Surubí Maidana

La primera vez que escribí mi nombre supe que estaba terminando un libro. Entre páginas me agito. Cargo verbos, sustantivos como un condenado a sus grilletes. Adjetivos, adverbios son moscas en mi infección.

Lanzo parlamentos. Con soltura rocío mohínes. Pero ni palabras, ni pausas, ni intenciones me pertenecen. Una trama eléctrica circula por la jaula de mis nervios.

Las fronteras de la razón me han sido martilladas, y fuera de cuadro quedó mi libertad.

Peregrina, he sido arrasada de sorpresas. Expulsada de accidentes, deambulo determinada. Genuflexa. Precisa.

Visto sinfonías que conozco ajenas. Cómplices las aves, las flores, los transeúntes sirven a mi encierro diagramado.

Mi zapatillo de cristal quiera o no, se desprenderá a las doce campanadas. Aunque con clavos a mi tobillo lo aferre, obediente iniciará el segundo acto. Y el Príncipe -ese actor de poca monta- podrá vaporoso desplegar su hidalguía coqueta por demás. Colaborador ciego de mis aburrimientos.

Las perdices se suicidan al vernos llegar. Conocen exactas su destino de emplatadas. Felices un comino.

Constituida por una pieza infinita, soy el engranaje de un rescate imposible. Todas mis fuerzas y horas las he destinado a combatir la literatura. Pero en vano, absolutamente inútiles han sido mis destrezas.

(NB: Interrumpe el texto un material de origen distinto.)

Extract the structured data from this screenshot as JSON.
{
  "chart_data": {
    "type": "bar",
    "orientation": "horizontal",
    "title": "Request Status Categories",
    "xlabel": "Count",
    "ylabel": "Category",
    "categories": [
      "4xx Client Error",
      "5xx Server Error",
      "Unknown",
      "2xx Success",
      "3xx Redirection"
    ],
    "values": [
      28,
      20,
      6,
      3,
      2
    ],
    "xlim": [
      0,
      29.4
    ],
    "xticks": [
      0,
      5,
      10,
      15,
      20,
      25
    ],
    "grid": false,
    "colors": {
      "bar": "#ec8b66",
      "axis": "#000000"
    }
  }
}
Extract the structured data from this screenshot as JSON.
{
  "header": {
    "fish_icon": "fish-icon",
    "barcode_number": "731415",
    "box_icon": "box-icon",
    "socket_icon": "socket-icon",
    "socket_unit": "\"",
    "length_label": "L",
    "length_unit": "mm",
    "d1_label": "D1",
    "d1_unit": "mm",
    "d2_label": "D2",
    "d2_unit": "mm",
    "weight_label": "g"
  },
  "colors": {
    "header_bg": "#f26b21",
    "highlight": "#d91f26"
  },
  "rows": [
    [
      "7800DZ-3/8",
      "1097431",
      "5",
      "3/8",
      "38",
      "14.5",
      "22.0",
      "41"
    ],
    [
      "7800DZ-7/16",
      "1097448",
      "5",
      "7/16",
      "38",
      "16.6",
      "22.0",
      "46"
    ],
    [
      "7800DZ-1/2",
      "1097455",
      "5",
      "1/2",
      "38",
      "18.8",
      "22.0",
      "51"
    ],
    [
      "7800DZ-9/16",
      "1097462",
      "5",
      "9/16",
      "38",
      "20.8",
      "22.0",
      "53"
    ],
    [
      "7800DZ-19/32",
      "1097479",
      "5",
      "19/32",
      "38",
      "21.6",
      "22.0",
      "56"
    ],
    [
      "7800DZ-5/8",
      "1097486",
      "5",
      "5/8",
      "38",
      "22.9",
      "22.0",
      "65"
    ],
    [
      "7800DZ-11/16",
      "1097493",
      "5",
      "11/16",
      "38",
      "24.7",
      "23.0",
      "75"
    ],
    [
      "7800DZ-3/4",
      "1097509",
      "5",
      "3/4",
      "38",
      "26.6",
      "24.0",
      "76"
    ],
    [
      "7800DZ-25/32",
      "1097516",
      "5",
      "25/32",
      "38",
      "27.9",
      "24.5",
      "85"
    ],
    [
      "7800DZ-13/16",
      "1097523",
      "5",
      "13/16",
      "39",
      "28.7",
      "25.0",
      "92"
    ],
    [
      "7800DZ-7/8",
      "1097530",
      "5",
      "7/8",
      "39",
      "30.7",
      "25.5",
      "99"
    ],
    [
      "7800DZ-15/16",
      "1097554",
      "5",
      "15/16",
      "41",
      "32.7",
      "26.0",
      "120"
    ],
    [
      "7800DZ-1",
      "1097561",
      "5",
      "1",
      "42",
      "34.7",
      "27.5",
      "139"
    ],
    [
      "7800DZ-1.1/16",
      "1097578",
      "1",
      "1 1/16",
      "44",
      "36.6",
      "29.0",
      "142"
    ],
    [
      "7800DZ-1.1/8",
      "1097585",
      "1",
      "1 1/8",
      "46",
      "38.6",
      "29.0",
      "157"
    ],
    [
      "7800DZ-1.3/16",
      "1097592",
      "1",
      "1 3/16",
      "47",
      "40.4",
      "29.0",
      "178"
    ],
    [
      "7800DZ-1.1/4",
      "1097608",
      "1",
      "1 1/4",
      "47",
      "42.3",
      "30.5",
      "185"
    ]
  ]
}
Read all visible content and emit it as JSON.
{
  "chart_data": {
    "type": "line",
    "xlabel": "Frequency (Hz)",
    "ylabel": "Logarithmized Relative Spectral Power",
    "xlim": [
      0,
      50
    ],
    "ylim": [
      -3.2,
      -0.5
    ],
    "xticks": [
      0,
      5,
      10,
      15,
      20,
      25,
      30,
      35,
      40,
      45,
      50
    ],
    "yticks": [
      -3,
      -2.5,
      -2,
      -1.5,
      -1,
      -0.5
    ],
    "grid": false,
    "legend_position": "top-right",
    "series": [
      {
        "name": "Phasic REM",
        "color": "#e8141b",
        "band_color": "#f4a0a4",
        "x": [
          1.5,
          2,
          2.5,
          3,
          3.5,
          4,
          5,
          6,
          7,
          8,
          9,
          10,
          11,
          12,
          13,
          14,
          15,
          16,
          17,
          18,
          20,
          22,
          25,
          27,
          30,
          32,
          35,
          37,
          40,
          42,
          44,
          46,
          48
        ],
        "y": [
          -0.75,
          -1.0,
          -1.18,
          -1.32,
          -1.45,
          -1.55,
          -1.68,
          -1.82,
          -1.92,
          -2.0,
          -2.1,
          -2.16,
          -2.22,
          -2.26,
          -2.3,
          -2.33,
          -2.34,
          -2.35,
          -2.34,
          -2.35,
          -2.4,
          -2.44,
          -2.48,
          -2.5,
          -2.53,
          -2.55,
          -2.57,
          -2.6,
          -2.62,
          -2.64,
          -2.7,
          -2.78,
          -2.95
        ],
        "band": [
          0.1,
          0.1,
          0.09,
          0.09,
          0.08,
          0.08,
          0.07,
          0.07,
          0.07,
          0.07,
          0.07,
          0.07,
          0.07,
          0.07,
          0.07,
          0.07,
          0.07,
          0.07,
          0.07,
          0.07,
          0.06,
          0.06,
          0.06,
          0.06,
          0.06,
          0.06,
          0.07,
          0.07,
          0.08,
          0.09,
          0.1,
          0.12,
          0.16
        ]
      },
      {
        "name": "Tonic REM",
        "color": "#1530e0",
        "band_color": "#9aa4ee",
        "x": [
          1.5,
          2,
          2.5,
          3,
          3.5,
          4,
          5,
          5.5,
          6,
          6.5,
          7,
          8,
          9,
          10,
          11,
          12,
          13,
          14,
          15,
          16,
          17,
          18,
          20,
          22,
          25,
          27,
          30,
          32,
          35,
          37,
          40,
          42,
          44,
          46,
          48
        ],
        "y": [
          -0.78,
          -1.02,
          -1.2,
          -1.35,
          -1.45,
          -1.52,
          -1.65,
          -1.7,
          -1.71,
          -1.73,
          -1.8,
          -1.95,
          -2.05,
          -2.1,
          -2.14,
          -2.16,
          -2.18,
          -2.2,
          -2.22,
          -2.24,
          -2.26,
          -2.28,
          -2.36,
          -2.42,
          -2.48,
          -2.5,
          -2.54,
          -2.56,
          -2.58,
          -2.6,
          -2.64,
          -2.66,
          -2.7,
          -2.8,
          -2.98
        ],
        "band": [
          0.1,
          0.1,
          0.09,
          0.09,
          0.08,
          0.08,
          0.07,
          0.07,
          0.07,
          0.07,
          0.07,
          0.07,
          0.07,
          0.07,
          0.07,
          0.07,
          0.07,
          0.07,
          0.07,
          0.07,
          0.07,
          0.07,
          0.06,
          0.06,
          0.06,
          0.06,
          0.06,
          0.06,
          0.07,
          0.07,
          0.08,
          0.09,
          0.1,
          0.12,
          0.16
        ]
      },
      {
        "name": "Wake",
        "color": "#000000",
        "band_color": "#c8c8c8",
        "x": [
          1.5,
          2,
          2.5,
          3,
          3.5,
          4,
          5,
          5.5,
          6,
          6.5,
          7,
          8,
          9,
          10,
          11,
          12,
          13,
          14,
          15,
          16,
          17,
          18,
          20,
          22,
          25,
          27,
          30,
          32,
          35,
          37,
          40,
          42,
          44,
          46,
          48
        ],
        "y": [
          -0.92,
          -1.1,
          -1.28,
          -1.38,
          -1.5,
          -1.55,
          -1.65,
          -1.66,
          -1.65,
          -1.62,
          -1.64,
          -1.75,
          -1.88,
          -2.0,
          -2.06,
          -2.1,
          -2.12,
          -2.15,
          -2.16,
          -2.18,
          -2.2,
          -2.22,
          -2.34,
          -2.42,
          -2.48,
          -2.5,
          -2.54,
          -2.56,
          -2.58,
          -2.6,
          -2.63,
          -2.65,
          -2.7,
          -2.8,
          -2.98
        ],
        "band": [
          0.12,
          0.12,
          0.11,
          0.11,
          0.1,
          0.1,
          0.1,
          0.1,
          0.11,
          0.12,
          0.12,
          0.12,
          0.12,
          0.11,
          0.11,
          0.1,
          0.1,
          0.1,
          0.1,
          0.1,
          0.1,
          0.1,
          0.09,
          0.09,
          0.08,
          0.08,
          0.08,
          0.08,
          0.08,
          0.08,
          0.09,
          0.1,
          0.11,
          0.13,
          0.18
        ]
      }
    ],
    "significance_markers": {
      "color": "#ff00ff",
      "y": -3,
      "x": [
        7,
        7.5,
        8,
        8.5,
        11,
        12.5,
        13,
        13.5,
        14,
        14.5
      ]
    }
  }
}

Antón Chejov golpea la puerta de mi baño, si por un instante demoro su escena en el desayuno.

Margarita Padín me ha golpeado con su bastón por no ejecutar exacta la coreografía de aquél dúo que hacíamos en un teatrito en San Andrés de Giles.

Desesperada, cuchillo en la mano, he pretendido una y otra vez mi fuga. Pero éste alquitrán fucsia se me ha adherido, y no hay raspaje que me libere. Fiel a la más estúpida de las mallas, me hundí en los mares negros de la ficción.

Me llamo Surubí Maidana y ésta es mi novela. O lo que no me atrevo a llamar vida.